Un nuovo rivoluzionario materiale del futuro alternativo al silicio che parla italiano: il grafene

grafene-300x252Quando si parla del nostro paese e di ricerca ed innovazione, spesso assistiamo a idee straordinarie nate in Italia e poi sviluppate completamente all’estero. Continuando il viaggio nelle eccellenza di ricerca e sviluppo nazionali, c’è un caso, emblematico, nel quale questo flusso si è rovesciato, ed è riferito, ancora una volta, al settore delle nanotecnologie di cui avevo parlato proprio alcuni giorni fa (post precedente), basato su uno dei materiali più promettenti del futuro che è il grafene. Si tratta di un materiale, conosciuto sino a qualche anno fa solo negli ambiti della fisica e dei laboratori di ricerca, e destinato davvero a rivoluzionare la nostra vita quotidiana. In questo caso, infatti, una avanzatissima tecnologia nata negli Stati Uniti, da parte di Robert Angelo Mercuri (scienziato italo-americano), Fondatore e Inventore di Directa Plus (link) che vantava già numerosi brevetti per la produzione di nanoparticelle di carbonio e grafene, ha visto il perfezionamento e la industrializzazione in Italia, potendo contare, nel nostro paese su di un valido team di ricerca, capace di vincere sfide di mercato impensabili fino ad oggi. Il team è uno start-up tecnologico inserito nel Parco Scientifico Tecnologico “ComoNExt” di Lomazzo, in provincia di Como, dove è operativo da oltre un anno il primo impianto industriale in Italia per la produzione industriale di grafene, il materiale del futuro, che potrebbe sostituire il silicio in molteplici campi di applicazione.

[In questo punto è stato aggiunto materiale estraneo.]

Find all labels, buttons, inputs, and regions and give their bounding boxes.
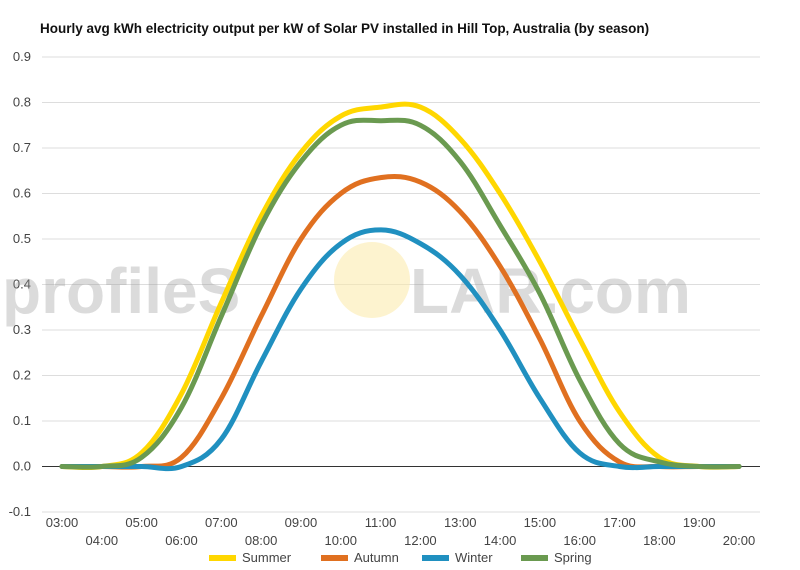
series-line-winter — [59, 227, 742, 472]
legend: Summer Autumn Winter Spring — [209, 550, 592, 565]
watermark-text-left: profileS — [2, 255, 240, 327]
series-line-autumn — [59, 173, 742, 470]
y-axis-ticks: 0.9 0.8 0.7 0.6 0.5 0.4 0.3 0.2 0.1 0.0 -0.1 — [9, 49, 31, 519]
x-tick-label: 20:00 — [723, 533, 756, 548]
legend-label-winter: Winter — [455, 550, 493, 565]
x-tick-label: 13:00 — [444, 515, 477, 530]
x-axis-ticks: 03:00 05:00 07:00 09:00 11:00 13:00 15:00 17:00… — [46, 515, 756, 548]
x-tick-label: 11:00 — [365, 515, 397, 530]
y-tick-label: 0.7 — [13, 140, 31, 155]
series-lines — [59, 101, 742, 472]
legend-label-spring: Spring — [554, 550, 592, 565]
y-tick-label: 0.8 — [13, 95, 31, 110]
y-tick-label: 0.4 — [13, 277, 31, 292]
legend-swatch-summer — [209, 555, 236, 561]
x-tick-label: 03:00 — [46, 515, 79, 530]
watermark: profileS LAR.com — [2, 242, 691, 327]
watermark-sun-icon — [334, 242, 410, 318]
x-tick-label: 12:00 — [404, 533, 437, 548]
chart-title: Hourly avg kWh electricity output per kW… — [40, 21, 649, 36]
y-tick-label: 0.5 — [13, 231, 31, 246]
legend-swatch-spring — [521, 555, 548, 561]
x-tick-label: 09:00 — [285, 515, 318, 530]
series-line-spring — [59, 117, 742, 470]
y-tick-label: 0.9 — [13, 49, 31, 64]
legend-label-summer: Summer — [242, 550, 292, 565]
y-tick-label: 0.3 — [13, 322, 31, 337]
legend-swatch-winter — [422, 555, 449, 561]
x-tick-label: 05:00 — [125, 515, 158, 530]
x-tick-label: 19:00 — [683, 515, 716, 530]
y-tick-label: -0.1 — [9, 504, 31, 519]
x-tick-label: 17:00 — [603, 515, 636, 530]
y-tick-label: 0.6 — [13, 186, 31, 201]
y-tick-label: 0.1 — [13, 413, 31, 428]
x-tick-label: 06:00 — [165, 533, 198, 548]
x-tick-label: 04:00 — [86, 533, 119, 548]
x-tick-label: 08:00 — [245, 533, 278, 548]
x-tick-label: 07:00 — [205, 515, 238, 530]
x-tick-label: 10:00 — [324, 533, 357, 548]
x-tick-label: 18:00 — [643, 533, 676, 548]
y-tick-label: 0.2 — [13, 368, 31, 383]
y-tick-label: 0.0 — [13, 459, 31, 474]
x-tick-label: 15:00 — [524, 515, 557, 530]
series-line-summer — [59, 101, 742, 471]
x-tick-label: 14:00 — [484, 533, 517, 548]
x-tick-label: 16:00 — [563, 533, 596, 548]
legend-label-autumn: Autumn — [354, 550, 399, 565]
legend-swatch-autumn — [321, 555, 348, 561]
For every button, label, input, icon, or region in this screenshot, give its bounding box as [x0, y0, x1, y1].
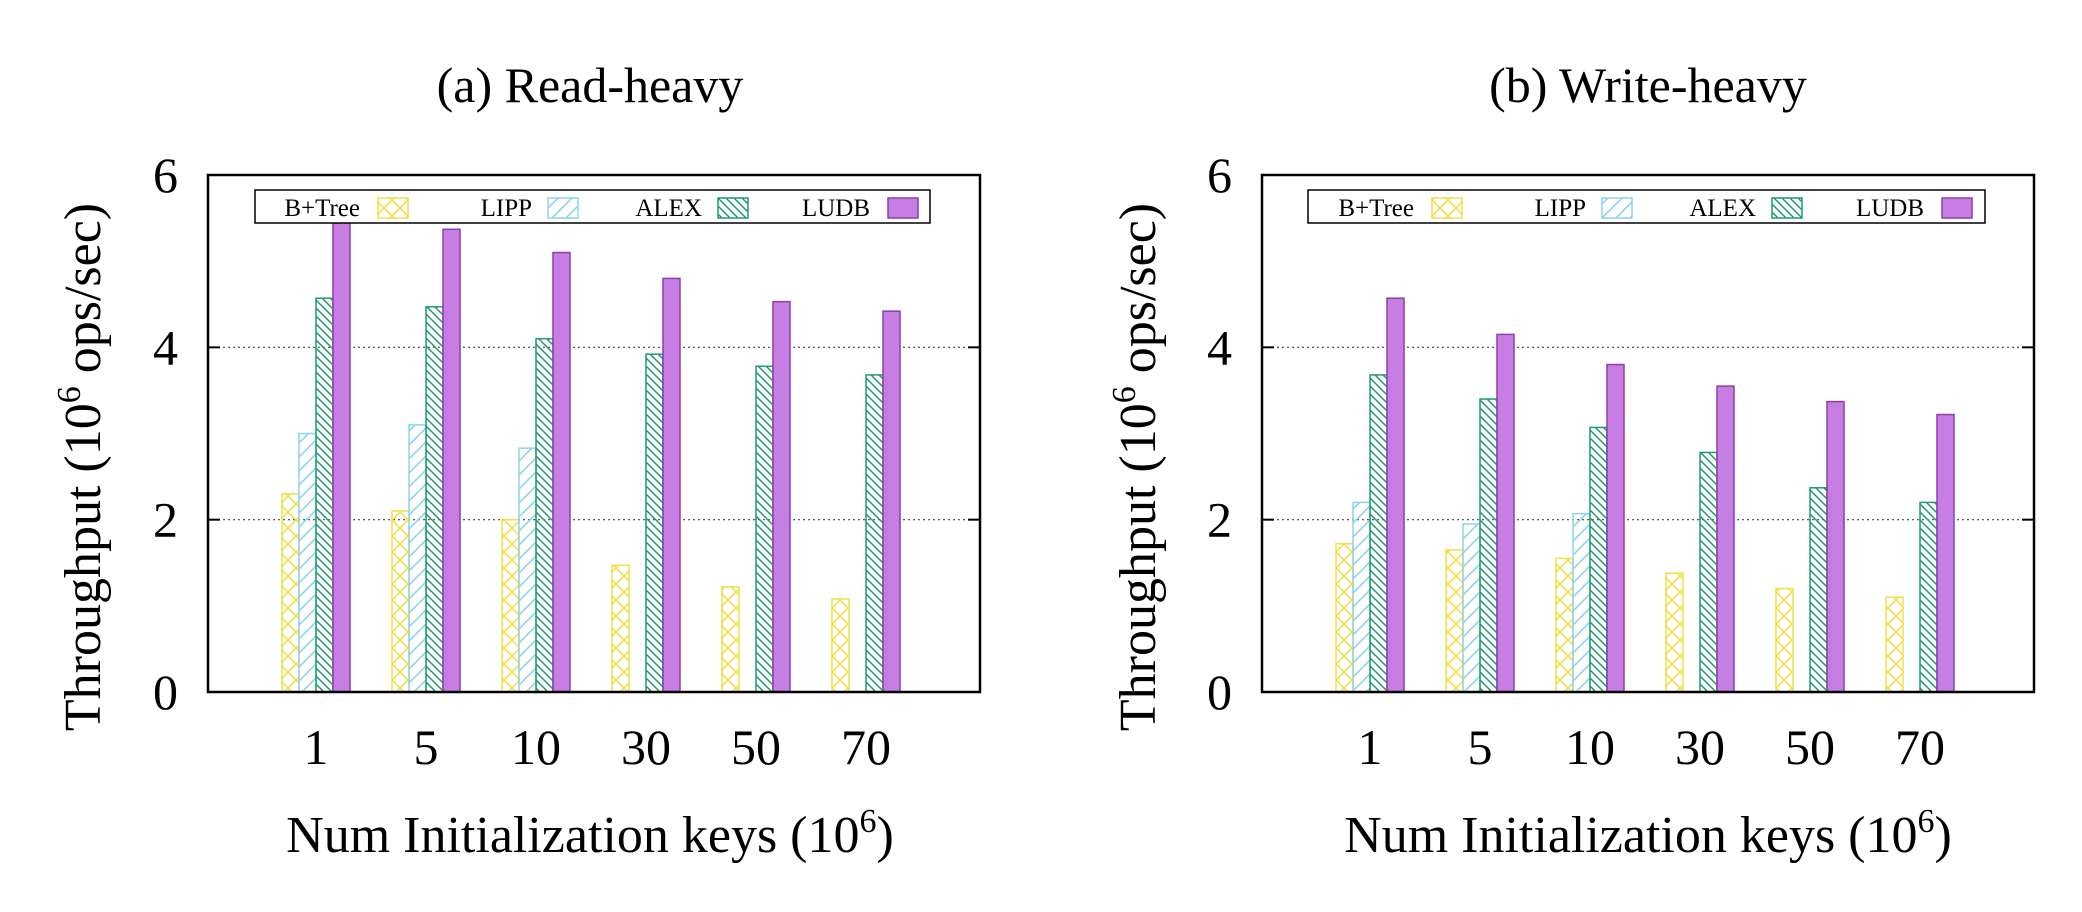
bar-btree-30: [1665, 572, 1684, 693]
x-tick-label: 5: [414, 719, 439, 775]
legend-label-alex: ALEX: [635, 195, 702, 222]
legend-label-ludb: LUDB: [802, 195, 870, 222]
bar-alex-70: [1919, 501, 1938, 693]
x-axis-label: Num Initialization keys (106): [1344, 803, 1952, 864]
bar-btree-70: [1885, 596, 1904, 693]
bars: [1335, 297, 1955, 693]
x-tick-label: 50: [731, 719, 781, 775]
y-axis-label: Throughput (106 ops/sec): [1106, 203, 1167, 731]
bar-lipp-5: [408, 424, 427, 693]
bar-btree-50: [1775, 587, 1794, 693]
legend-label-btree: B+Tree: [1338, 195, 1414, 222]
legend-label-lipp: LIPP: [1535, 195, 1586, 222]
legend-swatch-ludb: [1941, 197, 1973, 219]
bars: [281, 211, 901, 693]
bar-ludb-30: [1716, 385, 1735, 693]
plot-frame: [206, 173, 982, 694]
chart-panel-read-heavy: (a) Read-heavy Throughput (106 ops/sec) …: [51, 57, 982, 864]
bar-alex-70: [865, 374, 884, 693]
x-tick-label: 10: [511, 719, 561, 775]
bar-ludb-1: [332, 211, 351, 693]
chart-panel-write-heavy: (b) Write-heavy Throughput (106 ops/sec)…: [1106, 57, 2036, 864]
bar-ludb-10: [1606, 363, 1625, 693]
bar-btree-1: [1335, 543, 1354, 693]
grid-lines: [208, 346, 980, 521]
bar-alex-5: [425, 306, 444, 693]
bar-alex-5: [1479, 398, 1498, 693]
bar-btree-30: [611, 564, 630, 693]
bar-ludb-5: [1496, 333, 1515, 693]
y-tick-label: 2: [153, 492, 178, 548]
bar-lipp-1: [1352, 501, 1371, 693]
legend-box: [254, 189, 931, 224]
bar-alex-50: [1809, 487, 1828, 693]
y-tick-label: 4: [1207, 319, 1232, 375]
x-tick-label: 30: [1675, 719, 1725, 775]
x-tick-label: 1: [304, 719, 329, 775]
y-tick-label: 6: [1207, 147, 1232, 203]
legend-label-ludb: LUDB: [1856, 195, 1924, 222]
x-tick-label: 50: [1785, 719, 1835, 775]
legend-swatch-btree: [377, 197, 409, 219]
plot-frame: [1260, 173, 2036, 694]
y-tick-label: 4: [153, 319, 178, 375]
legend-swatch-alex: [1771, 197, 1803, 219]
bar-btree-5: [1445, 549, 1464, 693]
bar-ludb-70: [882, 310, 901, 693]
x-tick-label: 5: [1468, 719, 1493, 775]
chart-title: (b) Write-heavy: [1489, 57, 1807, 113]
grid-lines: [1262, 346, 2034, 521]
bar-ludb-10: [552, 251, 571, 693]
x-tick-label: 10: [1565, 719, 1615, 775]
bar-alex-1: [315, 297, 334, 693]
y-axis-label: Throughput (106 ops/sec): [51, 203, 112, 731]
legend-label-alex: ALEX: [1689, 195, 1756, 222]
bar-lipp-10: [1572, 512, 1591, 693]
legend-box: [1307, 189, 1986, 224]
x-tick-label: 70: [841, 719, 891, 775]
bar-alex-1: [1369, 374, 1388, 693]
x-tick-label: 30: [621, 719, 671, 775]
legend: B+Tree LIPP ALEX LUDB: [1307, 189, 1986, 224]
bar-alex-30: [645, 353, 664, 693]
legend-label-lipp: LIPP: [481, 195, 532, 222]
y-tick-label: 6: [153, 147, 178, 203]
y-tick-label: 0: [1207, 664, 1232, 720]
bar-ludb-30: [662, 277, 681, 693]
bar-alex-10: [1589, 426, 1608, 693]
bar-btree-10: [501, 518, 520, 693]
bar-btree-70: [831, 598, 850, 693]
x-axis-label: Num Initialization keys (106): [286, 803, 894, 864]
ticks: 0 2 4 6 1 5 10 30 50 70: [153, 147, 980, 775]
legend-swatch-lipp: [547, 197, 579, 219]
ticks: 0 2 4 6 1 5 10 30 50 70: [1207, 147, 2034, 775]
bar-lipp-1: [298, 432, 317, 693]
chart-title: (a) Read-heavy: [437, 57, 744, 113]
y-tick-label: 0: [153, 664, 178, 720]
legend-swatch-ludb: [887, 197, 919, 219]
legend-swatch-lipp: [1601, 197, 1633, 219]
legend-swatch-btree: [1431, 197, 1463, 219]
bar-ludb-50: [772, 300, 791, 693]
bar-alex-10: [535, 337, 554, 693]
x-tick-label: 1: [1358, 719, 1383, 775]
legend-swatch-alex: [717, 197, 749, 219]
bar-btree-10: [1555, 557, 1574, 693]
bar-ludb-5: [442, 228, 461, 693]
legend-label-btree: B+Tree: [284, 195, 360, 222]
x-tick-label: 70: [1895, 719, 1945, 775]
bar-btree-50: [721, 586, 740, 693]
legend: B+Tree LIPP ALEX LUDB: [254, 189, 931, 224]
bar-ludb-70: [1936, 413, 1955, 693]
bar-lipp-5: [1462, 523, 1481, 693]
bar-alex-50: [755, 365, 774, 693]
bar-btree-5: [391, 510, 410, 693]
y-tick-label: 2: [1207, 492, 1232, 548]
bar-btree-1: [281, 493, 300, 693]
bar-ludb-1: [1386, 297, 1405, 693]
bar-ludb-50: [1826, 400, 1845, 693]
bar-alex-30: [1699, 451, 1718, 693]
bar-lipp-10: [518, 447, 537, 693]
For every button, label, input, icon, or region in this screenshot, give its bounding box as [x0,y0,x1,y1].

Si tratta di un materiale robusto, dalle mille virtù che aprono sterminati ambiti applicativi essendo:

  • leggero;
  • ottimo conduttore di elettricità;
  • ottimo conduttore di calore;
  • la sua deposizione sulle superfici, determina la impermeabilizzazione delle stesse;
  • quasi trasparente;
  • altamente denso, a tal punto che nemmeno l’elio, il più piccolo gas atomico, è in grado di attraversarlo;
  • altamente resistente, superiore di ben 50 volte all’acciaio;
  • con un elevato coefficiente elastico.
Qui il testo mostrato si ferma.